17. Der Tod macht nicht vor Sehnsüchten halt!
     
     
    Als ich wieder zu mir kam, schienen die Schmerzen verschwunden zu sein. Meine Ohren nahmen kaum etwas wahr als hätte jemand Watte hinein gesteckt. Ich konnte die Augen nicht öffnen. Nur mein Magen rumorte.
    Mich befiel der Verdacht, dass meine Zeit abgelaufen sei. Dass ich wie viele meiner Vorgänger jung gestorben war.
    Wenigstens hatte ich Lillian in Sicherheit bringen können.
    Nein, flüsterte eine leise Stimme in meinem Kopf. Wenn ich tot war, war Lillian eines der Echos.
    Bei dem Gedanken daran em pfand ich etwas wie Mitleid oder Trauer.
    Ich hatte sie nie näher kennengelernt, hatte mich auf das verlassen, was ich von ihr gesehen und Jaron mir erzählt hatte.
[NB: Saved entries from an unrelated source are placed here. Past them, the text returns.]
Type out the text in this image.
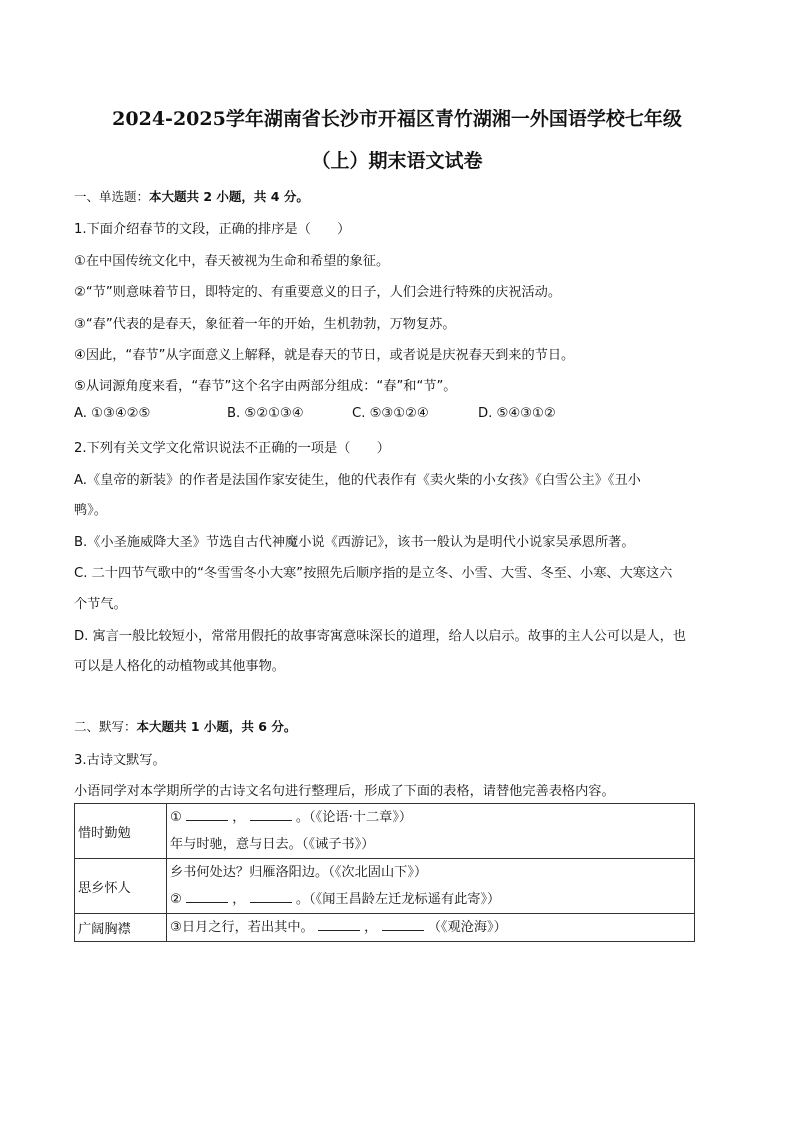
2024-2025学年湖南省长沙市开福区青竹湖湘一外国语学校七年级
（上）期末语文试卷
一、单选题：本大题共 2 小题，共 4 分。
1.下面介绍春节的文段，正确的排序是（　　）
①在中国传统文化中，春天被视为生命和希望的象征。
②“节”则意味着节日，即特定的、有重要意义的日子，人们会进行特殊的庆祝活动。
③“春”代表的是春天，象征着一年的开始，生机勃勃，万物复苏。
④因此，“春节”从字面意义上解释，就是春天的节日，或者说是庆祝春天到来的节日。
⑤从词源角度来看，“春节”这个名字由两部分组成：“春”和“节”。
A. ①③④②⑤	B. ⑤②①③④	C. ⑤③①②④	D. ⑤④③①②
2.下列有关文学文化常识说法不正确的一项是（　　）
A.《皇帝的新装》的作者是法国作家安徒生，他的代表作有《卖火柴的小女孩》《白雪公主》《丑小
鸭》。
B.《小圣施威降大圣》节选自古代神魔小说《西游记》，该书一般认为是明代小说家吴承恩所著。
C. 二十四节气歌中的“冬雪雪冬小大寒”按照先后顺序指的是立冬、小雪、大雪、冬至、小寒、大寒这六
个节气。
D. 寓言一般比较短小，常常用假托的故事寄寓意味深长的道理，给人以启示。故事的主人公可以是人，也
可以是人格化的动植物或其他事物。
二、默写：本大题共 1 小题，共 6 分。
3.古诗文默写。
小语同学对本学期所学的古诗文名句进行整理后，形成了下面的表格，请替他完善表格内容。
惜时勤勉	① ， 。（《论语·十二章》）
年与时驰，意与日去。（《诫子书》）

思乡怀人	乡书何处达？归雁洛阳边。（《次北固山下》）
② ， 。（《闻王昌龄左迁龙标遥有此寄》）

广阔胸襟	③日月之行，若出其中。 ， （《观沧海》）
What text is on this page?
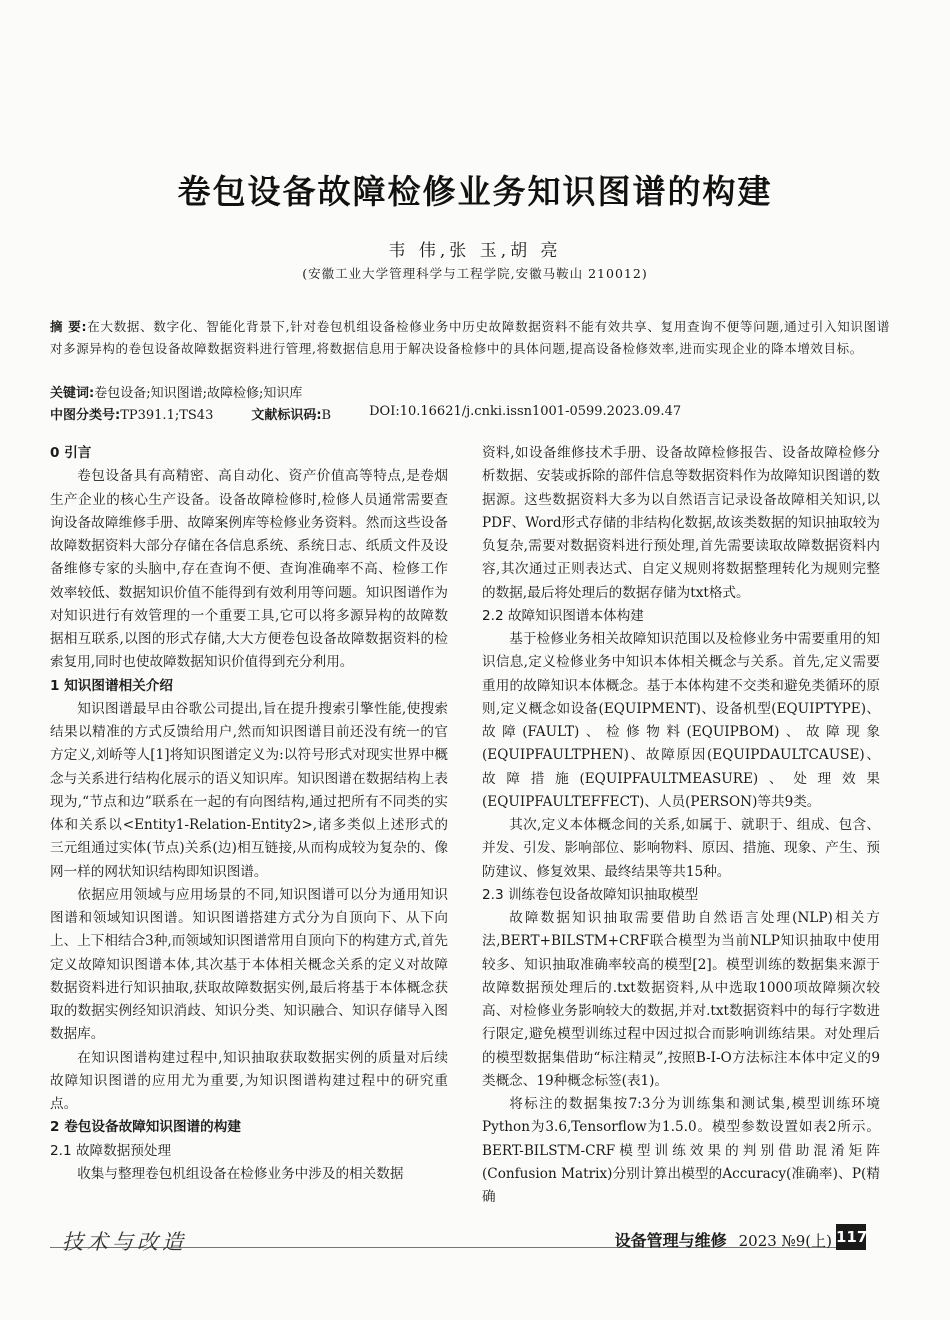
卷包设备故障检修业务知识图谱的构建
韦 伟,张 玉,胡 亮
(安徽工业大学管理科学与工程学院,安徽马鞍山 210012)
摘 要:在大数据、数字化、智能化背景下,针对卷包机组设备检修业务中历史故障数据资料不能有效共享、复用查询不便等问题,通过引入知识图谱对多源异构的卷包设备故障数据资料进行管理,将数据信息用于解决设备检修中的具体问题,提高设备检修效率,进而实现企业的降本增效目标。
关键词:卷包设备;知识图谱;故障检修;知识库
中图分类号:TP391.1;TS43	文献标识码:B	DOI:10.16621/j.cnki.issn1001-0599.2023.09.47
0 引言

卷包设备具有高精密、高自动化、资产价值高等特点,是卷烟生产企业的核心生产设备。设备故障检修时,检修人员通常需要查询设备故障维修手册、故障案例库等检修业务资料。然而这些设备故障数据资料大部分存储在各信息系统、系统日志、纸质文件及设备维修专家的头脑中,存在查询不便、查询准确率不高、检修工作效率较低、数据知识价值不能得到有效利用等问题。知识图谱作为对知识进行有效管理的一个重要工具,它可以将多源异构的故障数据相互联系,以图的形式存储,大大方便卷包设备故障数据资料的检索复用,同时也使故障数据知识价值得到充分利用。

1 知识图谱相关介绍

知识图谱最早由谷歌公司提出,旨在提升搜索引擎性能,使搜索结果以精准的方式反馈给用户,然而知识图谱目前还没有统一的官方定义,刘峤等人[1]将知识图谱定义为:以符号形式对现实世界中概念与关系进行结构化展示的语义知识库。知识图谱在数据结构上表现为,“节点和边”联系在一起的有向图结构,通过把所有不同类的实体和关系以<Entity1-Relation-Entity2>,诸多类似上述形式的三元组通过实体(节点)关系(边)相互链接,从而构成较为复杂的、像网一样的网状知识结构即知识图谱。

依据应用领域与应用场景的不同,知识图谱可以分为通用知识图谱和领域知识图谱。知识图谱搭建方式分为自顶向下、从下向上、上下相结合3种,而领域知识图谱常用自顶向下的构建方式,首先定义故障知识图谱本体,其次基于本体相关概念关系的定义对故障数据资料进行知识抽取,获取故障数据实例,最后将基于本体概念获取的数据实例经知识消歧、知识分类、知识融合、知识存储导入图数据库。

在知识图谱构建过程中,知识抽取获取数据实例的质量对后续故障知识图谱的应用尤为重要,为知识图谱构建过程中的研究重点。

2 卷包设备故障知识图谱的构建
2.1 故障数据预处理

收集与整理卷包机组设备在检修业务中涉及的相关数据

资料,如设备维修技术手册、设备故障检修报告、设备故障检修分析数据、安装或拆除的部件信息等数据资料作为故障知识图谱的数据源。这些数据资料大多为以自然语言记录设备故障相关知识,以PDF、Word形式存储的非结构化数据,故该类数据的知识抽取较为负复杂,需要对数据资料进行预处理,首先需要读取故障数据资料内容,其次通过正则表达式、自定义规则将数据整理转化为规则完整的数据,最后将处理后的数据存储为txt格式。

2.2 故障知识图谱本体构建

基于检修业务相关故障知识范围以及检修业务中需要重用的知识信息,定义检修业务中知识本体相关概念与关系。首先,定义需要重用的故障知识本体概念。基于本体构建不交类和避免类循环的原则,定义概念如设备(EQUIPMENT)、设备机型(EQUIPTYPE)、故障(FAULT)、检修物料(EQUIPBOM)、故障现象(EQUIPFAULTPHEN)、故障原因(EQUIPDAULTCAUSE)、故障措施(EQUIPFAULTMEASURE)、处理效果(EQUIPFAULTEFFECT)、人员(PERSON)等共9类。

其次,定义本体概念间的关系,如属于、就职于、组成、包含、并发、引发、影响部位、影响物料、原因、措施、现象、产生、预防建议、修复效果、最终结果等共15种。

2.3 训练卷包设备故障知识抽取模型

故障数据知识抽取需要借助自然语言处理(NLP)相关方法,BERT+BILSTM+CRF联合模型为当前NLP知识抽取中使用较多、知识抽取准确率较高的模型[2]。模型训练的数据集来源于故障数据预处理后的.txt数据资料,从中选取1000项故障频次较高、对检修业务影响较大的数据,并对.txt数据资料中的每行字数进行限定,避免模型训练过程中因过拟合而影响训练结果。对处理后的模型数据集借助“标注精灵”,按照B-I-O方法标注本体中定义的9类概念、19种概念标签(表1)。

将标注的数据集按7:3分为训练集和测试集,模型训练环境Python为3.6,Tensorflow为1.5.0。模型参数设置如表2所示。BERT-BILSTM-CRF模型训练效果的判别借助混淆矩阵(Confusion Matrix)分别计算出模型的Accuracy(准确率)、P(精确

技术与改造	设备管理与维修 2023 №9(上) 117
Ich hatte nie erkannt, weshalb sie existierte, weshalb sie die Dinge tat, die sie tat.
    Es war, als hätte ich es versäumt, eine Freundin aus Sandkastentagen noch einmal anzurufen, um zu erfahren, was aus ihr geworden war.
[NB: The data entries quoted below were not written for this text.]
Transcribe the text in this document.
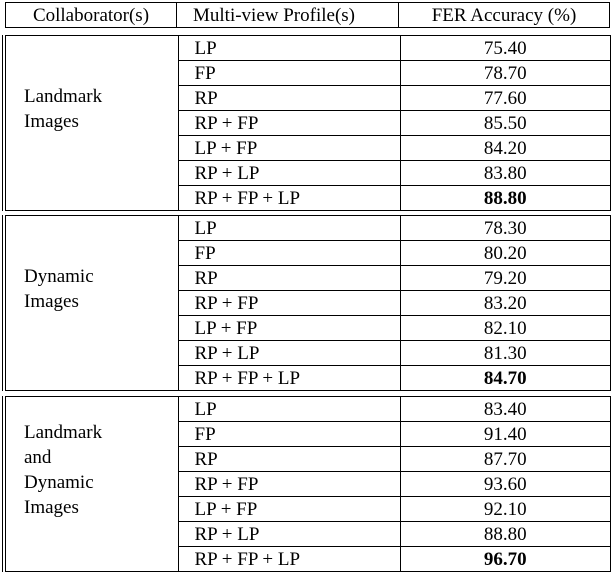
Collaborator(s)	Multi-view Profile(s)	FER Accuracy (%)
Landmark
Images	LP	75.40
	FP	78.70
	RP	77.60
	RP + FP	85.50
	LP + FP	84.20
	RP + LP	83.80
	RP + FP + LP	88.80
Dynamic
Images	LP	78.30
	FP	80.20
	RP	79.20
	RP + FP	83.20
	LP + FP	82.10
	RP + LP	81.30
	RP + FP + LP	84.70
Landmark
and
Dynamic
Images	LP	83.40
	FP	91.40
	RP	87.70
	RP + FP	93.60
	LP + FP	92.10
	RP + LP	88.80
	RP + FP + LP	96.70
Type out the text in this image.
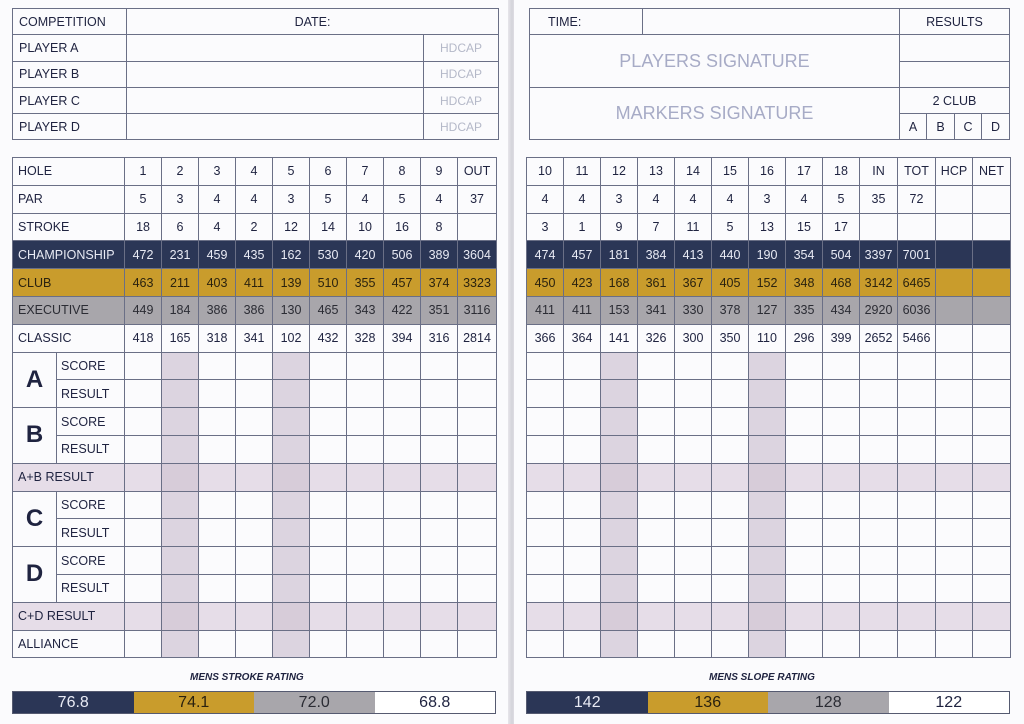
COMPETITION	DATE:	
PLAYER A		HDCAP
PLAYER B		HDCAP
PLAYER C		HDCAP
PLAYER D		HDCAP
HOLE		1	2	3	4	5	6	7	8	9	OUT
PAR		5	3	4	4	3	5	4	5	4	37
STROKE		18	6	4	2	12	14	10	16	8	
CHAMPIONSHIP		472	231	459	435	162	530	420	506	389	3604
CLUB		463	211	403	411	139	510	355	457	374	3323
EXECUTIVE		449	184	386	386	130	465	343	422	351	3116
CLASSIC		418	165	318	341	102	432	328	394	316	2814
A	SCORE										
	RESULT										
B	SCORE										
	RESULT										
A+B RESULT											
C	SCORE										
	RESULT										
D	SCORE										
	RESULT										
C+D RESULT											
ALLIANCE											
MENS STROKE RATING
76.8	74.1	72.0	68.8
TIME:		RESULTS			
PLAYERS SIGNATURE					

MARKERS SIGNATURE		2 CLUB			
		A	B	C	D
10	11	12	13	14	15	16	17	18	IN	TOT	HCP	NET
4	4	3	4	4	4	3	4	5	35	72		
3	1	9	7	11	5	13	15	17				
474	457	181	384	413	440	190	354	504	3397	7001		
450	423	168	361	367	405	152	348	468	3142	6465		
411	411	153	341	330	378	127	335	434	2920	6036		
366	364	141	326	300	350	110	296	399	2652	5466		

MENS SLOPE RATING
142	136	128	122
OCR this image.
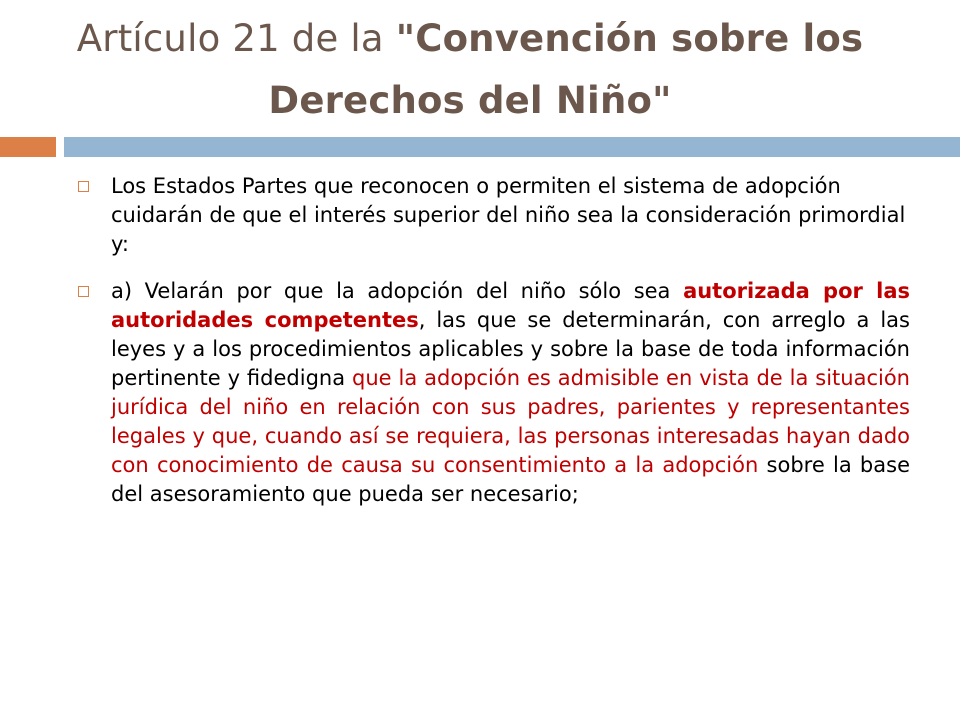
Artículo 21 de la "Convención sobre los Derechos del Niño"
Los Estados Partes que reconocen o permiten el sistema de adopción cuidarán de que el interés superior del niño sea la consideración primordial y:
a) Velarán por que la adopción del niño sólo sea autorizada por las autoridades competentes, las que se determinarán, con arreglo a las leyes y a los procedimientos aplicables y sobre la base de toda información pertinente y fidedigna que la adopción es admisible en vista de la situación jurídica del niño en relación con sus padres, parientes y representantes legales y que, cuando así se requiera, las personas interesadas hayan dado con conocimiento de causa su consentimiento a la adopción sobre la base del asesoramiento que pueda ser necesario;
    Jetzt war es dafür zu spät.
    Denn wenn ich tot war, war sie eines der Echos.
    Ich musste an die denken, die ich zurücklassen würde: Um meine Großeltern machte ich mir keine Sorgen. Mamé würde traurig sein, pépé enttäuscht, weil es schon wieder eine Auserwählte weniger gab. Umbringen würde es sie nicht. Aber die Vorstellung, wie meine Mutter oder meine Schwester reagieren würden, trieb mir einen Kloß in den Hals. Auch Alice wäre bestürzt, in den letzten Monaten war sie nicht nur auf die ich-lass-mich-von-dir-nicht-abwimmeln- Art meine beste Freundin geworden. Und Jaron … Lillians unfreiwilliger Umzug in die Stadt der Echos würde ihn sicherlich treffen. Vielleicht würde es ihm auch fehlen, mich nicht mehr mit Murmeln bewerfen zu können.
    Ich würde es nie erfahren, denn ich war wahrscheinlich tot. Oder war Jaron das auch?
    Ich versuchte mich an die letzten Momente in dem Haus zu erinnern. Da war das Beben gewesen und Lillian, die kaum bei Bewusstsein war. Jaron, der beinahe zu lang gezögert hatte, wem von uns er zuerst helfen sollte. Deutlich sah ich vor mir, wie er Lillian aus dem Haus schaffte, bevor ich neue Schritte gehört hatte – schwere, klackende.
    Und dann war da Schwärze gewesen – und geblieben.
    Fühlte es sich so an, tot zu sein? Konnte es so friedlich sein, so ruhig? War das immer so? Ich hatte mir nie Gedanken darüber gemacht. Wie merkwürdig! Wo ich doch gewusst hatte, dass ich wahrscheinlich nicht einmal graue Haare bekommen würde.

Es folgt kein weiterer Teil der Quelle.